Designers don’t speak Action Script and developers don’t speak Photoshop, Flash CS3, layers and masks (Okay, we know this isn’t entirely true, but you get what we’re saying). One language construct common between the two is MXML. However, the existing Flex framework doesn’t allow this common language where graphics and visual design is concerned. Degrafa provides a common dialog between these two areas of expertise.

Degrafa in Action

This is a basic example of a star which was drawn quite easily using Degrafa and without any necessary knowledge of ActionScript.

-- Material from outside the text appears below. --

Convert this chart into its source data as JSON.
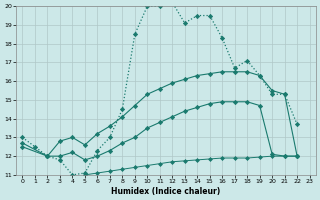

The star is comprised of three parts, a Linear Gradient Fill, a Stroke and a Geometry Polygon shape. To get the shape to look as it is above I first define the Fill, which can have multiple colors, alphas, gradient ratios and an angle value. Radial Gradients are also supported. In this case, a Linear Fill is created and given an id of OrangeFill:

<Fills>
  <mx:LinearGradient id="OrangeFill" angle="45" >
    <mx:GradientEntry ratio="0" alpha="1" color="#FAE38F"/>
    <mx:GradientEntry ratio="1" alpha="1" color="#EE9819"/>
  </mx:LinearGradient>
</Fills>

Next, a basic Stroke is created with an id of OrangeStroke:

<Strokes>
    <mx:Stroke id="OrangeStroke" color="#EE9819" />
</Strokes>

The final step is drawing the shape. In this case a Geometry shape of Polygon is used to create the star using a point structure and the Stroke and Fill attributes are assigned by referencing the Stroke and Fill ids that were created prior. This draws the star:

<Geometry:Polygon x="140" y="60"
    Stroke="{OrangeStroke}" Fill="{OrangeFill}"
    data="60,10 45,40 12,45 36,68 31,100
    60,85 89,100 84,68 108,45 75,40">
</Geometry:Polygon>

The point structure in the above MXML is noted using a short hand version of specifying the x and y values of each point. This is a quick way to specify points, but there is also a long hand version that will serve it’s own purposes. Specifying a set of points in long hand would look something like:

<Geometry:Polygon x="140" y="60"
    Stroke="{OrangeStroke}" Fill="{OrangeFill}">
    <Geometry:Points>
        <geom:Point x="60" y="10"/>
        <geom:Point x="45" y="40"/>
    </Geometry:Points>
</Geometry:Polygon>

As progress is made we’ll be posting more complex examples, but this star example represents several core capabilities that will be further explored and expanded upon in future posts here. Stay tuned..

2 Comments, Comment or Ping

  1. Xavier Tapia

    Hello,

    Very interesting but how to test it ???

  2. Degrafa is still in development and is not yet open for testing, but the first version of the framework will be available for testing very soon.